Tackling America’s Growing Education Debt Crisis

Laura Storch


Education is one of the most crucial issues in American society. The crux of the discussions revolve around the astronomical costs of higher education. This issue largely targets Generation- Y (millennials) especially hard.

The millennial generation is on track to become the most educated generation thus far. This is likely due to the emphasis placed on higher education due to continued statistical data concluding that those with a higher education degree earn significantly more than their high school diploma or no high school credential counterparts. While it is easy to simply applaud this data, a deeper look reveals issues that desperately need attention from the general public and lawmakers alike.

According to the College Board, "The average cost of tuition and fees for the 2013-2014  school year was $30,094 at private colleges, $8,893 for state residents at public colleges, and $22,203 for out-of-state residents attending public universities." Multiply that number by two to get the average cost of an Associate's degree, by four for a Bachelor's degree, and any degree higher is even more expensive, with no help offered through financial aid past the Bachelor's point. This is leaving millennial graduates with tens of thousands, and in some cases even hundreds of thousands of dollars, in debt. This outrageous debt that was once predominately common at the graduate level has now become the norm for most college graduates in the undergraduate level. Even though a college education still remains a worthwhile investment, the financial burden placed on millennials after graduation is unprecedented in severity.


In order to satisfy these financial burdens, many students have turned to financial aid and loans through the  government or private lenders. The combined balance of federal student loans nationwide have now exceeded the trillion-dollar mark.

 In Andrew Martin and Andrew W. Lehren's New York Time's "Degrees of Debt" article, they use one story as a microcosm for this much greater issue.  They speak to a recent graduate and marketing major from Northern Ohio University about her particular predicament. Her $120,000 debt equates to her owing about $900 in student loans per month, and the debts are so brutal that she has to move back in with her parents.


This story of millennials having to move back in with their parents has become all too common for this generation. In this particular instance, the graduate's mother co-signed the loan with her and is going as far as taking out life insurance on her daughter in case something were to happen to her since the amount due is so immense.



One reason that students apply to more expensive schools is that these large schools have become extraordinary at selling the benefits of attending a school of their stature while downplaying the actual costs. A second important element is the emphasis placed on attending a large university with a plethora of different fields of study and the ever important name recognition. Each student's particular situation and reasoning is case sensitive, but whatever it may be, it seems to always equate to a large sum of debt.

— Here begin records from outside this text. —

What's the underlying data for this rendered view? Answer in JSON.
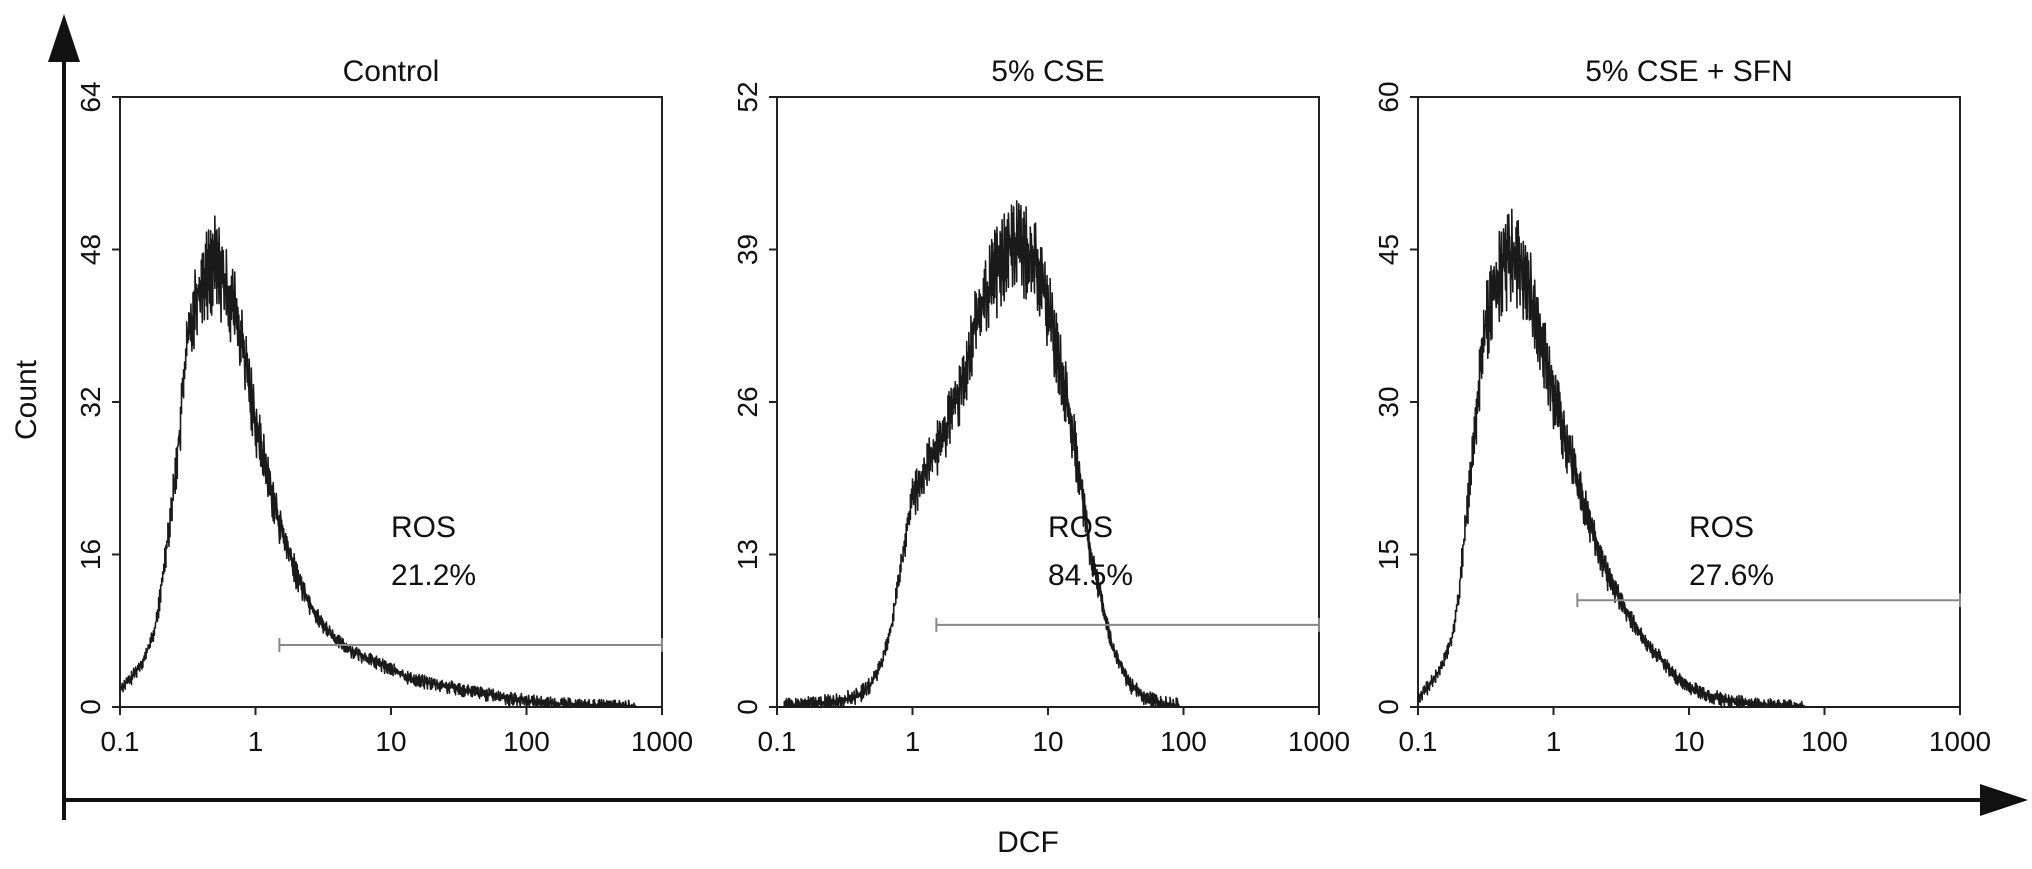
{
  "figure": {
    "y_axis_label": "Count",
    "x_axis_label": "DCF"
  },
  "chart_data": [
    {
      "type": "area",
      "title": "Control",
      "xscale": "log",
      "xlim": [
        0.1,
        1000
      ],
      "ylim": [
        0,
        64
      ],
      "xticks": [
        "0.1",
        "1",
        "10",
        "100",
        "1000"
      ],
      "yticks": [
        "0",
        "16",
        "32",
        "48",
        "64"
      ],
      "annotation": {
        "label": "ROS",
        "value": "21.2%"
      },
      "gate": {
        "x_start": 1.5,
        "x_end": 1000,
        "y": 6.5
      },
      "x": [
        0.1,
        0.12,
        0.15,
        0.18,
        0.2,
        0.22,
        0.25,
        0.28,
        0.3,
        0.33,
        0.36,
        0.4,
        0.45,
        0.5,
        0.55,
        0.6,
        0.7,
        0.8,
        0.9,
        1.0,
        1.2,
        1.4,
        1.6,
        2.0,
        2.5,
        3.0,
        4.0,
        5.0,
        7.0,
        10,
        14,
        20,
        30,
        45,
        70,
        100,
        150,
        250,
        400,
        1000
      ],
      "y": [
        2,
        3,
        5,
        8,
        12,
        17,
        23,
        30,
        36,
        40,
        43,
        45,
        46,
        47,
        46,
        44,
        42,
        38,
        34,
        30,
        25,
        21,
        18,
        14,
        11,
        9,
        7,
        6,
        5,
        4,
        3,
        2.5,
        2,
        1.5,
        1,
        0.7,
        0.4,
        0.2,
        0.1,
        0
      ]
    },
    {
      "type": "area",
      "title": "5% CSE",
      "xscale": "log",
      "xlim": [
        0.1,
        1000
      ],
      "ylim": [
        0,
        52
      ],
      "xticks": [
        "0.1",
        "1",
        "10",
        "100",
        "1000"
      ],
      "yticks": [
        "0",
        "13",
        "26",
        "39",
        "52"
      ],
      "annotation": {
        "label": "ROS",
        "value": "84.5%"
      },
      "gate": {
        "x_start": 1.5,
        "x_end": 1000,
        "y": 7
      },
      "x": [
        0.1,
        0.2,
        0.3,
        0.4,
        0.5,
        0.6,
        0.7,
        0.8,
        0.9,
        1.0,
        1.2,
        1.5,
        1.8,
        2.2,
        2.6,
        3.0,
        3.5,
        4.0,
        5.0,
        6.0,
        7.0,
        8.0,
        9.0,
        10,
        12,
        14,
        16,
        18,
        20,
        25,
        30,
        40,
        50,
        70,
        100,
        1000
      ],
      "y": [
        0,
        0.3,
        0.6,
        1,
        2,
        4,
        7,
        11,
        15,
        18,
        20,
        22,
        24,
        27,
        30,
        33,
        35,
        37,
        39,
        40,
        39,
        38,
        36,
        34,
        30,
        26,
        22,
        18,
        14,
        9,
        5,
        2,
        1,
        0.3,
        0,
        0
      ]
    },
    {
      "type": "area",
      "title": "5% CSE + SFN",
      "xscale": "log",
      "xlim": [
        0.1,
        1000
      ],
      "ylim": [
        0,
        60
      ],
      "xticks": [
        "0.1",
        "1",
        "10",
        "100",
        "1000"
      ],
      "yticks": [
        "0",
        "15",
        "30",
        "45",
        "60"
      ],
      "annotation": {
        "label": "ROS",
        "value": "27.6%"
      },
      "gate": {
        "x_start": 1.5,
        "x_end": 1000,
        "y": 10.5
      },
      "x": [
        0.1,
        0.12,
        0.15,
        0.18,
        0.2,
        0.22,
        0.25,
        0.28,
        0.3,
        0.33,
        0.36,
        0.4,
        0.45,
        0.5,
        0.55,
        0.6,
        0.7,
        0.8,
        0.9,
        1.0,
        1.2,
        1.4,
        1.6,
        2.0,
        2.5,
        3.0,
        4.0,
        5.0,
        6.0,
        8.0,
        10,
        14,
        20,
        30,
        50,
        100,
        1000
      ],
      "y": [
        1,
        2,
        4,
        7,
        11,
        17,
        24,
        31,
        36,
        39,
        41,
        43,
        44,
        45,
        44,
        43,
        40,
        37,
        34,
        31,
        27,
        24,
        21,
        17,
        13,
        11,
        8,
        6,
        5,
        3,
        2,
        1.2,
        0.6,
        0.3,
        0.1,
        0,
        0
      ]
    }
  ]
}
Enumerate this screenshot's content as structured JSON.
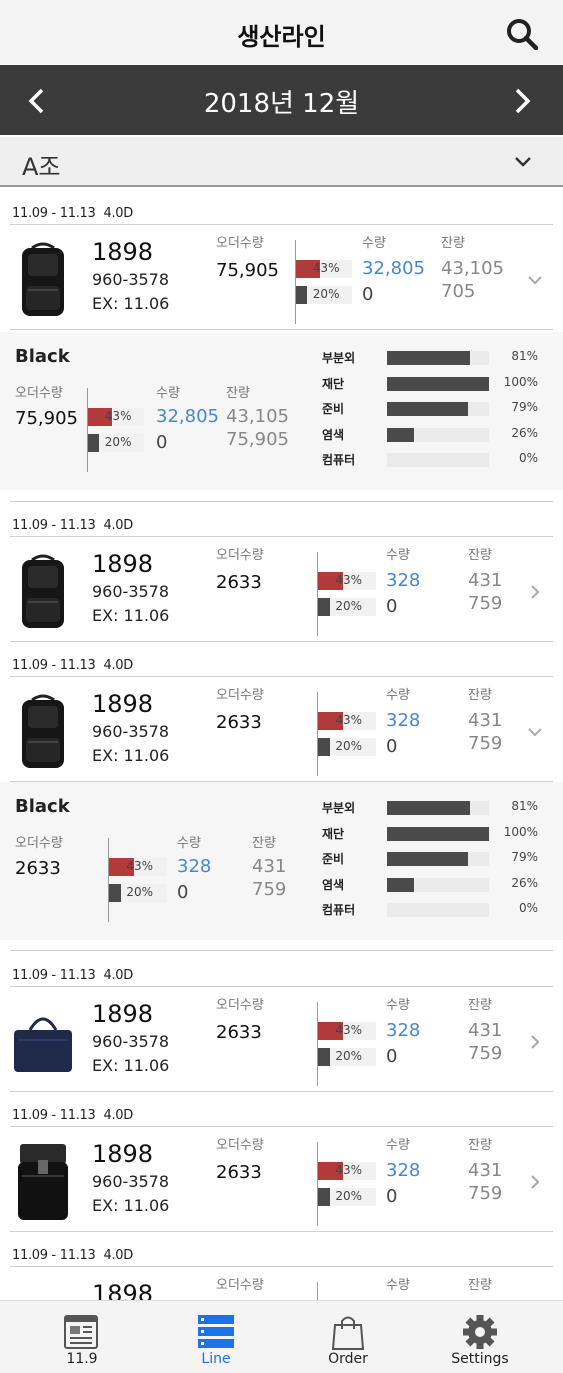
{
  "header": {
    "title": "생산라인",
    "search_icon": "search-icon"
  },
  "month_nav": {
    "label": "2018년 12월"
  },
  "group": {
    "label": "A조"
  },
  "cards": [
    {
      "date_range": "11.09 - 11.13",
      "count": "4.0D",
      "code": "1898",
      "style": "960-3578",
      "ex": "EX: 11.06",
      "order_label": "오더수량",
      "order_qty": "75,905",
      "bar1_pct": "43%",
      "bar1_value": 0.43,
      "bar2_pct": "20%",
      "bar2_value": 0.2,
      "qty_label": "수량",
      "qty": "32,805",
      "qty2": "0",
      "remain_label": "잔량",
      "remain1": "43,105",
      "remain2": "705",
      "expanded": true,
      "product": "black-backpack"
    },
    {
      "date_range": "11.09 - 11.13",
      "count": "4.0D",
      "code": "1898",
      "style": "960-3578",
      "ex": "EX: 11.06",
      "order_label": "오더수량",
      "order_qty": "2633",
      "bar1_pct": "43%",
      "bar1_value": 0.43,
      "bar2_pct": "20%",
      "bar2_value": 0.2,
      "qty_label": "수량",
      "qty": "328",
      "qty2": "0",
      "remain_label": "잔량",
      "remain1": "431",
      "remain2": "759",
      "expanded": false,
      "product": "black-backpack"
    },
    {
      "date_range": "11.09 - 11.13",
      "count": "4.0D",
      "code": "1898",
      "style": "960-3578",
      "ex": "EX: 11.06",
      "order_label": "오더수량",
      "order_qty": "2633",
      "bar1_pct": "43%",
      "bar1_value": 0.43,
      "bar2_pct": "20%",
      "bar2_value": 0.2,
      "qty_label": "수량",
      "qty": "328",
      "qty2": "0",
      "remain_label": "잔량",
      "remain1": "431",
      "remain2": "759",
      "expanded": true,
      "product": "black-backpack"
    },
    {
      "date_range": "11.09 - 11.13",
      "count": "4.0D",
      "code": "1898",
      "style": "960-3578",
      "ex": "EX: 11.06",
      "order_label": "오더수량",
      "order_qty": "2633",
      "bar1_pct": "43%",
      "bar1_value": 0.43,
      "bar2_pct": "20%",
      "bar2_value": 0.2,
      "qty_label": "수량",
      "qty": "328",
      "qty2": "0",
      "remain_label": "잔량",
      "remain1": "431",
      "remain2": "759",
      "expanded": false,
      "product": "navy-briefcase"
    },
    {
      "date_range": "11.09 - 11.13",
      "count": "4.0D",
      "code": "1898",
      "style": "960-3578",
      "ex": "EX: 11.06",
      "order_label": "오더수량",
      "order_qty": "2633",
      "bar1_pct": "43%",
      "bar1_value": 0.43,
      "bar2_pct": "20%",
      "bar2_value": 0.2,
      "qty_label": "수량",
      "qty": "328",
      "qty2": "0",
      "remain_label": "잔량",
      "remain1": "431",
      "remain2": "759",
      "expanded": false,
      "product": "black-rolltop-backpack"
    },
    {
      "date_range": "11.09 - 11.13",
      "count": "4.0D",
      "code": "1898",
      "order_label": "오더수량",
      "qty_label": "수량",
      "remain_label": "잔량",
      "product": "small-bags"
    }
  ],
  "details": [
    {
      "color": "Black",
      "order_label": "오더수량",
      "order_qty": "75,905",
      "bar1_pct": "43%",
      "bar1_value": 0.43,
      "bar2_pct": "20%",
      "bar2_value": 0.2,
      "qty_label": "수량",
      "qty": "32,805",
      "qty2": "0",
      "remain_label": "잔량",
      "remain1": "43,105",
      "remain2": "75,905",
      "processes": [
        {
          "name": "부분외",
          "pct": "81%",
          "value": 0.81
        },
        {
          "name": "재단",
          "pct": "100%",
          "value": 1.0
        },
        {
          "name": "준비",
          "pct": "79%",
          "value": 0.79
        },
        {
          "name": "염색",
          "pct": "26%",
          "value": 0.26
        },
        {
          "name": "컴퓨터",
          "pct": "0%",
          "value": 0
        }
      ]
    },
    {
      "color": "Black",
      "order_label": "오더수량",
      "order_qty": "2633",
      "bar1_pct": "43%",
      "bar1_value": 0.43,
      "bar2_pct": "20%",
      "bar2_value": 0.2,
      "qty_label": "수량",
      "qty": "328",
      "qty2": "0",
      "remain_label": "잔량",
      "remain1": "431",
      "remain2": "759",
      "processes": [
        {
          "name": "부분외",
          "pct": "81%",
          "value": 0.81
        },
        {
          "name": "재단",
          "pct": "100%",
          "value": 1.0
        },
        {
          "name": "준비",
          "pct": "79%",
          "value": 0.79
        },
        {
          "name": "염색",
          "pct": "26%",
          "value": 0.26
        },
        {
          "name": "컴퓨터",
          "pct": "0%",
          "value": 0
        }
      ]
    }
  ],
  "tabs": [
    {
      "label": "11.9",
      "icon": "document-icon",
      "active": false
    },
    {
      "label": "Line",
      "icon": "list-icon",
      "active": true
    },
    {
      "label": "Order",
      "icon": "shopping-bag-icon",
      "active": false
    },
    {
      "label": "Settings",
      "icon": "gear-icon",
      "active": false
    }
  ],
  "colors": {
    "accent": "#1a73e8",
    "bar_red": "#b33a3a",
    "bar_dark": "#4a4a4a",
    "qty_blue": "#4a86d0",
    "month_bar": "#3b3b3b"
  }
}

In President Obama's latest State of the Union speech, he outlined a plan to help tackle this issue weighing down on millennials. The president's suggestion is to make the two years at community college free of tuition to students who attend school at least half time and maintain a GPA of at least 2.5 and are making serious progress towards completing a two-year degree or transferring to a four-year school. Statistics show that about 40 percent of students choose to attend community college. President Obama went on to say “Some are young and starting out. Some are older and looking for a better job. Some are veterans and single parents trying to transition back into the job market. Whoever you are, this plan is your chance to graduate ready for the new economy, without a load of debt.”

Elizabeth Warren, the Democratic Senator from Massachusetts and popular liberal figure, has also spoken out against the high levels of interest on student loans for years. This led her to come up with the "Student Loan Fairness Act" last year. The intent was to make the interest rate on federal Stafford loans the same as the one that banks receive from the Federal Reserve. Under her plan, the rate on government-issued student loans would fall from 6.8 percent to 0.75 percent, saving students thousands over the life of their loans. Unfortunately, this bill was ultimately blocked by House Republicans.

With the issue of incomparably high education-related debt for students still relatively unsettled, this debate will surely continue in the 2016 presidential elections.  The millennial vote is in high demand, so it will be important how politicians address the issue of education costs in order to appease a generation that is straddled with so much debt.